Marketing teams are learning and growing alongside their customers, which means that mistakes are inevitable. What’s important is that teams are transparent and own mistakes if and when they do happen.

In another example, LinkedIn CEO, Jeff Weiner, has responded to customer complaints himself. For example, when a user flagged that LinkedIn was showing old job postings as he looked for a new job, Weiner tagged the right person in the comments to ensure that the user was heard.

[Related read: Word of advice: say you’re sorry]

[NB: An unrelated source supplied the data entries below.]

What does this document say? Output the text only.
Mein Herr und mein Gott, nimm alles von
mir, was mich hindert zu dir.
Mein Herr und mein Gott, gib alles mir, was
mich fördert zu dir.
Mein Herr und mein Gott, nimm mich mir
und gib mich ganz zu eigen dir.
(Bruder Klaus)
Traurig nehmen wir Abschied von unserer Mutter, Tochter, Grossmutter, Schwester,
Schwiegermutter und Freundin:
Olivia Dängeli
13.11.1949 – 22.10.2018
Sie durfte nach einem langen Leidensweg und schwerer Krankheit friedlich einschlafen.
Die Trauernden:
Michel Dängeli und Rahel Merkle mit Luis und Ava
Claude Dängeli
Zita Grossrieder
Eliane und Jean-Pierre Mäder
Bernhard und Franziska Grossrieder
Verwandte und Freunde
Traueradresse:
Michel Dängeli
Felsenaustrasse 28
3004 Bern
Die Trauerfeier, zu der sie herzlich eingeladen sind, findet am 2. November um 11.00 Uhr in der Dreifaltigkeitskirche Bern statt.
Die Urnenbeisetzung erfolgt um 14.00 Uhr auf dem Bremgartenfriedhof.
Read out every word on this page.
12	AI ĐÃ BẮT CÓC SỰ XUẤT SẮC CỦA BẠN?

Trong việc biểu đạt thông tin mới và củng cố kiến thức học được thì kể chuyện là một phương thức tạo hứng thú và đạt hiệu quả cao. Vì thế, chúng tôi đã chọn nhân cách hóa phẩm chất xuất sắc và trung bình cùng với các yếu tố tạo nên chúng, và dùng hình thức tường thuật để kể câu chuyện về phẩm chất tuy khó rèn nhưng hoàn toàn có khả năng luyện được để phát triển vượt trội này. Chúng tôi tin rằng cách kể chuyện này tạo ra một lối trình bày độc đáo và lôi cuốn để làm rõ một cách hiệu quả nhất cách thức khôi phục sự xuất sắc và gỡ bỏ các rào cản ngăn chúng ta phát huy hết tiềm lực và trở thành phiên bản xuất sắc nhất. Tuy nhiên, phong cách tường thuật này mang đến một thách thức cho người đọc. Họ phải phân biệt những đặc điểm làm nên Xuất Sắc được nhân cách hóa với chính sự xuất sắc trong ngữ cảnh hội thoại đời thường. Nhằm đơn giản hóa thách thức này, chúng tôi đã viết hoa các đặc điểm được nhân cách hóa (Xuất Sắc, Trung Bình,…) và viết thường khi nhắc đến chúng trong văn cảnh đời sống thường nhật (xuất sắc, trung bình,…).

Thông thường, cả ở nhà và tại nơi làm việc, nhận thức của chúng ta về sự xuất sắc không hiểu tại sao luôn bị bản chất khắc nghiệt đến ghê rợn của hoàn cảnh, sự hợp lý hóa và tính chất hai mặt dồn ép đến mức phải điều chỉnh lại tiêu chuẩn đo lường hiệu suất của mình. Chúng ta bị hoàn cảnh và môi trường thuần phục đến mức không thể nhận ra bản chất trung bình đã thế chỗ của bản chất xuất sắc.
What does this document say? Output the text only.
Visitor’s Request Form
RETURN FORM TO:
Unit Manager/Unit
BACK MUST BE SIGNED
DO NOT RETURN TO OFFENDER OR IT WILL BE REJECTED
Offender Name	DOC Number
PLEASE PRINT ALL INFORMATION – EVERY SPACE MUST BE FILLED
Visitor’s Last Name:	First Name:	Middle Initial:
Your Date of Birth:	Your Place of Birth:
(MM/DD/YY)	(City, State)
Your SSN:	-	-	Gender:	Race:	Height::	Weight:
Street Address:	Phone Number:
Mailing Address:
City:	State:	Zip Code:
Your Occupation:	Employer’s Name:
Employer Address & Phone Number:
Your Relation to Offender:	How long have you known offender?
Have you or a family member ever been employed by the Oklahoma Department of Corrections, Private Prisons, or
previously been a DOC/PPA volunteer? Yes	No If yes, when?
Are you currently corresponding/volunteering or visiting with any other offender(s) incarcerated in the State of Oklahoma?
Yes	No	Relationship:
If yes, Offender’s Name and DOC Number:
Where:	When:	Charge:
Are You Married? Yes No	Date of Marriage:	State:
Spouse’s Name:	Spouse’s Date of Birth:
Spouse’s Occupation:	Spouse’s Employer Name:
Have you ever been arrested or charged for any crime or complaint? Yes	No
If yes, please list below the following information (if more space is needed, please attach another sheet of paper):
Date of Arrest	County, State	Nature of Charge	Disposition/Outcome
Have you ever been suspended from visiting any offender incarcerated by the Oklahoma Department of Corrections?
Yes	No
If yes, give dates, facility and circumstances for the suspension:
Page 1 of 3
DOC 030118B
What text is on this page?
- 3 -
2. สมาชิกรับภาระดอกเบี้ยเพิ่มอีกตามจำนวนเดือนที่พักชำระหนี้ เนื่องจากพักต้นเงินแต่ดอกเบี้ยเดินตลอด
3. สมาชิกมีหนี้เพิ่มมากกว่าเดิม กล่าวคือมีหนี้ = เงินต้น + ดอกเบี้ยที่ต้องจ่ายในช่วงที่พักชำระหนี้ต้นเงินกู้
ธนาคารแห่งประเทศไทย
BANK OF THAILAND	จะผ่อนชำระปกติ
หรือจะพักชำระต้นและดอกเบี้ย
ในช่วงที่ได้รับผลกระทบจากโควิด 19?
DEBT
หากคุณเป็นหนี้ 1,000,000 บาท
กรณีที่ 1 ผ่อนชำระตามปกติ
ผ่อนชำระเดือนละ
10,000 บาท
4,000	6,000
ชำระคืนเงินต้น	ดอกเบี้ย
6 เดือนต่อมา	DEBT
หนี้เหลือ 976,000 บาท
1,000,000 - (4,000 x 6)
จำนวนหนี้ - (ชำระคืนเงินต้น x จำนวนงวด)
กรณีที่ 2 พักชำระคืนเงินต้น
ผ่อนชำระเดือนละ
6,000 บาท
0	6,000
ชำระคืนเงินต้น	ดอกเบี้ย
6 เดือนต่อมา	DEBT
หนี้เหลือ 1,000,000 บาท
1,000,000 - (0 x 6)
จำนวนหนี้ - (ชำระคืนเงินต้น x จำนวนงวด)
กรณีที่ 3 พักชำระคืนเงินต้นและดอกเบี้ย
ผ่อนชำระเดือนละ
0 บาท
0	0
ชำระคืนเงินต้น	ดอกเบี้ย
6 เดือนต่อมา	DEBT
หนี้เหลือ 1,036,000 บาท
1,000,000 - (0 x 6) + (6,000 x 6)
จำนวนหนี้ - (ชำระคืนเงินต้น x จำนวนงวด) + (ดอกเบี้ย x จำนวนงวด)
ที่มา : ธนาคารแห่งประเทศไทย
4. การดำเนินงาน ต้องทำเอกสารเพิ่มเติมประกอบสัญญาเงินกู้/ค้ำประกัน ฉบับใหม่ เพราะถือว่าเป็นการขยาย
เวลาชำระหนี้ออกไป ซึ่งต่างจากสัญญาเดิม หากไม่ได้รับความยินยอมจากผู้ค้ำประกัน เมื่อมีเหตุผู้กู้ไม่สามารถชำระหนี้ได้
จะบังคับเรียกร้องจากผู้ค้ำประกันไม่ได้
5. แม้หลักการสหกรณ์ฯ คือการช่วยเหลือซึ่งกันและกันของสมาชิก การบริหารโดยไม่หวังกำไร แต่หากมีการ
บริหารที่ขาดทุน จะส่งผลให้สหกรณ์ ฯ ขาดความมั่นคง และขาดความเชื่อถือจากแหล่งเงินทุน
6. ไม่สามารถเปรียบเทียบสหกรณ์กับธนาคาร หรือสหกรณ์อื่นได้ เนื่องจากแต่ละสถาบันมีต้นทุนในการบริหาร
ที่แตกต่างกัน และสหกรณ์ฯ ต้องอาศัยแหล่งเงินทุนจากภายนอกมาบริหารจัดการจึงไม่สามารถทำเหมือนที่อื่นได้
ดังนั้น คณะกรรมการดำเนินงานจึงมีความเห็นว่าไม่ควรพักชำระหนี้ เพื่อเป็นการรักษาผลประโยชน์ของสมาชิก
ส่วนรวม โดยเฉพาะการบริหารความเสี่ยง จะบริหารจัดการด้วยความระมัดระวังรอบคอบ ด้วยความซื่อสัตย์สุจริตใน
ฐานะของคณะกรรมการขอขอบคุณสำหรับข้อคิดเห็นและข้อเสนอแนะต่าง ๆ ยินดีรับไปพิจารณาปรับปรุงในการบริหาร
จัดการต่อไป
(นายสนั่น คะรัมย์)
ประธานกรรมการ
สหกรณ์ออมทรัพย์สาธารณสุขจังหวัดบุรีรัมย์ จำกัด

Marketing is moving from exploitation to connection

Marketing in a crisis is admittedly very difficult—it takes courage, strength, and skill. Marketers need to be innovative about what the business can reasonably do, and also strike the right tone with customers. Promises can’t be empty. Yet amid the uncertainty and in spite of the constraints so many of us are facing, many marketing teams are leaning on empathy and taking a very human, helpful approach. We might all be leaning too hard into certain themes and tropes, or jumping on the bandwagon, but even so, we're on the right track. And perhaps this is a sign that times are changing, that we really all are in it together.